- Official poster
- Genre: Drama, Romantic comedy, Music, Boy Love
- Created by: Ultimate Troop
- Written by: Zaanook Jukkroww Nipitpon Muangsinun
- Directed by: Tonnam Piamchon Damrongsunthornchai
- Starring: Dome Phemadech Vattanapati Folk Ratchanon Khajitpornphun Aomstin Thakrit Patthanaworakit Ford Prosan Chaivirach
- Country of origin: Thailand
- Original language: Thai
- No. of episodes: 5

Production
- Running time: 62 minutes
- Production company: Ultimate Troop

Original release
- Network: GMM 25, iQIYI
- Release: June 20 – July 18, 2026

= Lost to Light =

2026 Thai television series

Lost to Light (อยากจะดังหรือยังนะ; lit.) is a 2026 Thai drama, romantic comedy, musical and Boy Love television series. Written by Zaanook Jukkroww Nipitpon Muangsinun, directed by Tonnam Piamchon Damrongsunthornchai, and produced by Ultimate Troop, it stars Phemadech Vattanapati (Dome), Ratchanon Khajitpornphun (Folk), Aomstin Thakrit Patthanaworakit and Ford Prosan Chaivirach.

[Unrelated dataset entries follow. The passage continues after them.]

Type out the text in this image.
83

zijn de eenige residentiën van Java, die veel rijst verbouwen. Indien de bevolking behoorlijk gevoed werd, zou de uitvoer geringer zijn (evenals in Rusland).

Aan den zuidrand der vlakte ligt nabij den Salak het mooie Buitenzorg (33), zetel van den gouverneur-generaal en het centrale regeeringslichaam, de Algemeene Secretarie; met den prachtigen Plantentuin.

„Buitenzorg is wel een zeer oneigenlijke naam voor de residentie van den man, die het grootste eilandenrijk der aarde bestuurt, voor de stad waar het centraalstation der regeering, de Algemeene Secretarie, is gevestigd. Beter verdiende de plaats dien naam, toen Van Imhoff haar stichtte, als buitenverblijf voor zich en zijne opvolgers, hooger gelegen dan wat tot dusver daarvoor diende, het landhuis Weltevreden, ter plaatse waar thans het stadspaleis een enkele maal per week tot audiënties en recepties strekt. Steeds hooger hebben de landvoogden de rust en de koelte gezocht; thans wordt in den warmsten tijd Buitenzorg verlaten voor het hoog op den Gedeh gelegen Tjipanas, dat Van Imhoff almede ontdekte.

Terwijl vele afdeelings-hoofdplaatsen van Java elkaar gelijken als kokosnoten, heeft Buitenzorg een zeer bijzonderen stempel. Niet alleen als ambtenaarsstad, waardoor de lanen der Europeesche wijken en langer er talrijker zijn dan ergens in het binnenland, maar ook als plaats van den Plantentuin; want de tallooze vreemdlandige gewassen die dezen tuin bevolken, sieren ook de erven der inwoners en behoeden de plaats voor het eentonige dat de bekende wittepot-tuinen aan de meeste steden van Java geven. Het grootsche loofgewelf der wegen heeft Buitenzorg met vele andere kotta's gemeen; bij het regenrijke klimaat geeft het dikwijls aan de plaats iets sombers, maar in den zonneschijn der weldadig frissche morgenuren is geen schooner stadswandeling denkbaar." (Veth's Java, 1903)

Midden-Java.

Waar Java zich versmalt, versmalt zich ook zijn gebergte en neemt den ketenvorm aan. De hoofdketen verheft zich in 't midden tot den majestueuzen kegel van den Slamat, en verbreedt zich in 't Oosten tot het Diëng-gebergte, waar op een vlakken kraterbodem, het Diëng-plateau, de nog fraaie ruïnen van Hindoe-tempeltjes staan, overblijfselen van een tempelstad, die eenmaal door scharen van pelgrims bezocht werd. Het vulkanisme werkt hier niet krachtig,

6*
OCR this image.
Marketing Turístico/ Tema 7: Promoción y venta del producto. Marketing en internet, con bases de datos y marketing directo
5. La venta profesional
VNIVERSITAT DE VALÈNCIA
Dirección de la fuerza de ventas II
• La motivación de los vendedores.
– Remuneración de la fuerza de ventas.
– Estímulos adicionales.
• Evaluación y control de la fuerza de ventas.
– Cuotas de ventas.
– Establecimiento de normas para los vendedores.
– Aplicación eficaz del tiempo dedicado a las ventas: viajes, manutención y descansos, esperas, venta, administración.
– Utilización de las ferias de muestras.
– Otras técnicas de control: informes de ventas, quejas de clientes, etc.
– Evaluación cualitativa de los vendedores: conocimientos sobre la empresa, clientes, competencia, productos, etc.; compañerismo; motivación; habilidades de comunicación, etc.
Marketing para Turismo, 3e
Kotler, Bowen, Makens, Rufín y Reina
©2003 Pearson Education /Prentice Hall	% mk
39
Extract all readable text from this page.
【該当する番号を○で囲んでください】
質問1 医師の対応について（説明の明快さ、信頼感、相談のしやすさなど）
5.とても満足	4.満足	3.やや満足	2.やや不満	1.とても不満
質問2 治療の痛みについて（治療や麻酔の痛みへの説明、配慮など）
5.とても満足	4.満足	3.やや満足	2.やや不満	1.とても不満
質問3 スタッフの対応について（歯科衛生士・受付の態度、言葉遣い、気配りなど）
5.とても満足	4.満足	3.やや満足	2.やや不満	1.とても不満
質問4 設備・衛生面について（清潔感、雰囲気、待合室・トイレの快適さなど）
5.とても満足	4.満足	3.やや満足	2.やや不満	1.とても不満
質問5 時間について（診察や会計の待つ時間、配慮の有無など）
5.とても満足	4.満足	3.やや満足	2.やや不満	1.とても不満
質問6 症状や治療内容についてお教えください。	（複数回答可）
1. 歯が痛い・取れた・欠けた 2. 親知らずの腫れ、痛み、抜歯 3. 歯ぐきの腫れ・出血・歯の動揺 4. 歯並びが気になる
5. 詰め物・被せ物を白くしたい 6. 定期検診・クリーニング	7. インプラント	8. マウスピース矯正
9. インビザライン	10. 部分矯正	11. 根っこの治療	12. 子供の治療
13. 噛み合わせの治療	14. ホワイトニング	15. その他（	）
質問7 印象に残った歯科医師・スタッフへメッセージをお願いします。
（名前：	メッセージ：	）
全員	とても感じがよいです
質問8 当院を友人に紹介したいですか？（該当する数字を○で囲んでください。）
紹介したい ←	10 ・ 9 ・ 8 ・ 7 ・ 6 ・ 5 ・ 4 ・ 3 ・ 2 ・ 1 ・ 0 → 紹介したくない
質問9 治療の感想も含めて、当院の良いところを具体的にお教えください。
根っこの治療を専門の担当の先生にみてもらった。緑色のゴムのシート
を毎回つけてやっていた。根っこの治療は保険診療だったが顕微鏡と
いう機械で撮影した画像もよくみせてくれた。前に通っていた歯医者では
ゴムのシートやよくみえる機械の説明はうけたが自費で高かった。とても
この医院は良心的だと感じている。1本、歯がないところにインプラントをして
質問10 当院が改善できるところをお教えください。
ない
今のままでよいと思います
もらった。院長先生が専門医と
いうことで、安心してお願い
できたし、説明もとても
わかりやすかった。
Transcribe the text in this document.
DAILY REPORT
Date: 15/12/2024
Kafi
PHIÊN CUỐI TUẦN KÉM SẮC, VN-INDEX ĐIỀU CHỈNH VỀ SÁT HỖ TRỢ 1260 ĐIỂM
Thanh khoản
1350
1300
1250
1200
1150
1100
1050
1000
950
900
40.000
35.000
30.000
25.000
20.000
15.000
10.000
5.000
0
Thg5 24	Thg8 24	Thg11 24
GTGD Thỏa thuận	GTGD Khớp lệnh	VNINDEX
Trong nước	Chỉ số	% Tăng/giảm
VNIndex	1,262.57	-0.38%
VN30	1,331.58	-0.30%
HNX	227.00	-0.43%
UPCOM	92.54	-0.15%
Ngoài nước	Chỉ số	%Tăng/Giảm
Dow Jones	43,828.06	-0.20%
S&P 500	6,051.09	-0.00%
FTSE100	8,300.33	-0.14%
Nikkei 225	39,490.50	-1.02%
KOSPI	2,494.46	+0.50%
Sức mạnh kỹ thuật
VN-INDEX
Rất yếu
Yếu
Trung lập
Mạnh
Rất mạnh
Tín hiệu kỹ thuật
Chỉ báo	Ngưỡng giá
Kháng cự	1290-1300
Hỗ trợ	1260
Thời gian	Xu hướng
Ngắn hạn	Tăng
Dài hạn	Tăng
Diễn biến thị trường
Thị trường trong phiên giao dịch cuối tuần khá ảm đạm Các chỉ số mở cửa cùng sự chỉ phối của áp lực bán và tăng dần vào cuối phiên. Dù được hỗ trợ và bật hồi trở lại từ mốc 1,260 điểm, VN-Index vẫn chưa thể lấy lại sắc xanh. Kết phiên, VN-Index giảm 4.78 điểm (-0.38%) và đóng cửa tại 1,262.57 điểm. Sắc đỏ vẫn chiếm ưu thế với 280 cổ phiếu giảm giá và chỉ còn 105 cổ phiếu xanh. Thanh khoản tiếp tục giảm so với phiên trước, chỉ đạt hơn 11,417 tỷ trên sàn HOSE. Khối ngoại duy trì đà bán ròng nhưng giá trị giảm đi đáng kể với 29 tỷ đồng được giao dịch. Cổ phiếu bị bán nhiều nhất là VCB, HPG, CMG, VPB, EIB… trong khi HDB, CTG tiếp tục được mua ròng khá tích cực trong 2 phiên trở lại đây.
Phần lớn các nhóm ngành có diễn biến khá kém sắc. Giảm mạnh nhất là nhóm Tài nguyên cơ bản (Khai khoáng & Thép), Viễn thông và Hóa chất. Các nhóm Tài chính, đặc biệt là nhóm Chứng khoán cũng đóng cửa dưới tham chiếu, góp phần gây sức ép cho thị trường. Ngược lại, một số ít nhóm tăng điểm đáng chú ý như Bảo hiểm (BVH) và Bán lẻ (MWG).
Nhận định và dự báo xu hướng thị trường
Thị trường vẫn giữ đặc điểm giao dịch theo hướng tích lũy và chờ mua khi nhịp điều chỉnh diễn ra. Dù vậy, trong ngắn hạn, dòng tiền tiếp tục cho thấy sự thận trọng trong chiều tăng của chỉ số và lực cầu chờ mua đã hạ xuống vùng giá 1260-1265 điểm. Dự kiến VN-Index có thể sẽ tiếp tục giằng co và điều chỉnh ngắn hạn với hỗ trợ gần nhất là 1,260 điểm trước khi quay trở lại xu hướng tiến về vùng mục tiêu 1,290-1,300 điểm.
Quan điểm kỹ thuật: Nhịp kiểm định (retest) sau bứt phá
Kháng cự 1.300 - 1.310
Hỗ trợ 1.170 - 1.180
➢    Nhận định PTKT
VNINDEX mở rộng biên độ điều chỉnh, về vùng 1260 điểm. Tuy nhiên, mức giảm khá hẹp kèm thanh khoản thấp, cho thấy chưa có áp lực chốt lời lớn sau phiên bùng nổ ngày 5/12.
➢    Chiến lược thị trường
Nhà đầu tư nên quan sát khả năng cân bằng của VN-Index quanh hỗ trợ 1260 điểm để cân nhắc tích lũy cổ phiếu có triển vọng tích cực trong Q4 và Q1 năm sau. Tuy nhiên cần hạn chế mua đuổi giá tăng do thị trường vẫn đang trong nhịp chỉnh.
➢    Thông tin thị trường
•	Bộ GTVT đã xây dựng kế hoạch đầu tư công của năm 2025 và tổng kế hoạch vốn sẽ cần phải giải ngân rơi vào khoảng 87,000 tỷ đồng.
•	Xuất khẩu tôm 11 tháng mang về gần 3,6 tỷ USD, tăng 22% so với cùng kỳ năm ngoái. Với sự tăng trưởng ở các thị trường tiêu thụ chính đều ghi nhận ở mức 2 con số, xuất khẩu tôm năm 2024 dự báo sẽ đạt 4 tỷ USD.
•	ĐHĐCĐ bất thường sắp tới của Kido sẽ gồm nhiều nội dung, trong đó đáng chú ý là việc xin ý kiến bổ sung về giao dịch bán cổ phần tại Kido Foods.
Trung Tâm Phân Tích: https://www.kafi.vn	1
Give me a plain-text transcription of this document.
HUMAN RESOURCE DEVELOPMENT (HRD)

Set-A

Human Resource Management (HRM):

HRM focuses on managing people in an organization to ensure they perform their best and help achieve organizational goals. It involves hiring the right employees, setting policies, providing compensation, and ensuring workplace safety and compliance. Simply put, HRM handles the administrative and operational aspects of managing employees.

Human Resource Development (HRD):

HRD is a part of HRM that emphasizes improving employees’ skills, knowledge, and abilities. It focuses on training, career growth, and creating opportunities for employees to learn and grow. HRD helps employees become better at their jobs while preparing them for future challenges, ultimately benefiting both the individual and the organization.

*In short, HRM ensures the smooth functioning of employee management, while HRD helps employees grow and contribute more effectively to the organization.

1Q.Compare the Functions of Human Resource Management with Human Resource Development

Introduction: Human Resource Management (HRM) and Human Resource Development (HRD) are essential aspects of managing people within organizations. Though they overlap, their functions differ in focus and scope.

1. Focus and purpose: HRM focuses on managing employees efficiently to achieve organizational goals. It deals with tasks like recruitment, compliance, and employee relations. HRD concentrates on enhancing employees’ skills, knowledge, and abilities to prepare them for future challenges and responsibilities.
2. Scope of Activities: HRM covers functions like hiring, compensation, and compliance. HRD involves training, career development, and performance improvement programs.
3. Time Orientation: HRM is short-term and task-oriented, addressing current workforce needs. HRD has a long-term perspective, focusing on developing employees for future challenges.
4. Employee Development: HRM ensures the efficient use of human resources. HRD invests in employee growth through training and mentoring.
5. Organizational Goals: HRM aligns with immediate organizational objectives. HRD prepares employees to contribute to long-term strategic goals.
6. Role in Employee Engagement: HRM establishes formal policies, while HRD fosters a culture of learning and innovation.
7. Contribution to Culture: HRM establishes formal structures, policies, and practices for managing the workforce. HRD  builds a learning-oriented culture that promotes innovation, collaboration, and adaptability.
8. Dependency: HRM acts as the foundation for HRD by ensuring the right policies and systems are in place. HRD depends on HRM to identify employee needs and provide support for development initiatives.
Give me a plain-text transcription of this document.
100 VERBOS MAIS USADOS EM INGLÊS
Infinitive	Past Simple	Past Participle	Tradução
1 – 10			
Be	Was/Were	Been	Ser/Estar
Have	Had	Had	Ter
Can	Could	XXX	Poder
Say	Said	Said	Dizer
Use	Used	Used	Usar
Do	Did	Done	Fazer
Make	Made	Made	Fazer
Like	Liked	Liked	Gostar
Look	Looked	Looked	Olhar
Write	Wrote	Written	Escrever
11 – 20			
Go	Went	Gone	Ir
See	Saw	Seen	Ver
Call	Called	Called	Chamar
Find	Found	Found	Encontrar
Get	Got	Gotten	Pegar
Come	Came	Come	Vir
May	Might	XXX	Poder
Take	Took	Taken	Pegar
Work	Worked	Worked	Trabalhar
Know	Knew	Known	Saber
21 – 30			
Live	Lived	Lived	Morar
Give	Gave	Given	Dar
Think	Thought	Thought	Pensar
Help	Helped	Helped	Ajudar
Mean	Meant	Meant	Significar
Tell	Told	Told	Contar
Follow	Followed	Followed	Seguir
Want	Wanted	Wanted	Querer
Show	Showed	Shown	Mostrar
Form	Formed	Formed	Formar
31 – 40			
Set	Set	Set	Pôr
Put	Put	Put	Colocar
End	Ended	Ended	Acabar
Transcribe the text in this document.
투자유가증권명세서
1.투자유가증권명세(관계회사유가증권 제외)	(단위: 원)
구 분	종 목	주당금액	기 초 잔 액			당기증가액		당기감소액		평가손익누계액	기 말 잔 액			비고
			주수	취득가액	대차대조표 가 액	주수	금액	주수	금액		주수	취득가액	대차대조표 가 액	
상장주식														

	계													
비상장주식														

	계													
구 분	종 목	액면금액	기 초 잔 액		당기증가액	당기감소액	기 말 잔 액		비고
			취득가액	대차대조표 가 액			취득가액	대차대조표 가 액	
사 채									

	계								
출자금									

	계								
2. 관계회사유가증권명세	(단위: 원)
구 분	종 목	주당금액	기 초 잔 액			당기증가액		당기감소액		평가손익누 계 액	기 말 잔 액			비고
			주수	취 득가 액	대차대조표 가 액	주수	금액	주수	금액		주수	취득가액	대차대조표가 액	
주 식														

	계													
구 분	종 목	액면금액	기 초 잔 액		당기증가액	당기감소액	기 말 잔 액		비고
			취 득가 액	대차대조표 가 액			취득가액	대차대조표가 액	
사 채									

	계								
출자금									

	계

The series premiered on 20 June 2026 on GMM25, airing every Saturday. An uncut version was released on iQIYI, while the edited version became available on Ultimate Troop's official YouTube channel.

== Synopsis ==

Jeng tries to save his T-POP group by recruiting new members to replace those who left the band. Among them is Mai, a guitarist hiding his true identity and a secret mission.

At the same time, Sithian, the owner of the record label, reunites with his former boyfriend, Bailiu, while everyone faces the challenges of the music industry and pursues their dreams.

== Cast ==

=== Main ===

- Phemadech Vattanapati (Dome) as Jeng
- Ratchanon Khajitpornphun (Folk) as Mai
- Thakrit Patthanaworakit (Aomstin) as Boss Sithian
- Prosan Chaivirach (Ford) as Bailiu

=== Recurring ===

- Madaew Apichet Atilattana
- Alie Blackcobra
- Phiravich Attachitsataporn (Mean)
- Winner Vorasorn Wannaworasate
- B-Bas Warut Lomsawad
- Garto Pannawit Phattanasiri
- Bookko Thanatchaphan Buranachiwawilai
- Uno Laothong
- Waii Panthisa Thienprasit
- Gunsmile Chanagun Arpornsutinan

=== Special appearance ===

- Tonnam Piamchon Damrongsunthornchai

== Soundtrack ==

| No. | Title | Artist | Length |
|---|---|---|---|
| 1. | "Fan Content (แฟน Content)" | Offroad Kantapon |  |

== Production ==

The project was announced by Ultimate Troop in February 2026 as part of the company's annual slate. The series combines Boy Love with the T-POP industry, exploring themes of friendship, fame, music, and personal growth.

It was directed by Tonnam Piamchon Damrongsunthornchai and written by Zaanook Jukkroww Nipitpon Muangsinun. The production features a cast of newcomer actors led by Dome Phemadech Vattanapati and Folk Ratchanon Khajitpornphun.

The official trailer was released on 5 June 2026 through Ultimate Troop's YouTube channel. Ahead of the premiere, the cast participated in interviews and promotional activities to introduce the series and its characters. According to the producers, the series was created to portray the challenges faced by aspiring artists in the T-POP industry, with music serving as a central element of the story. Prior to its premiere, the series was promoted by KAZZ Magazine, which described it as a romantic comedy set in the world of T-POP.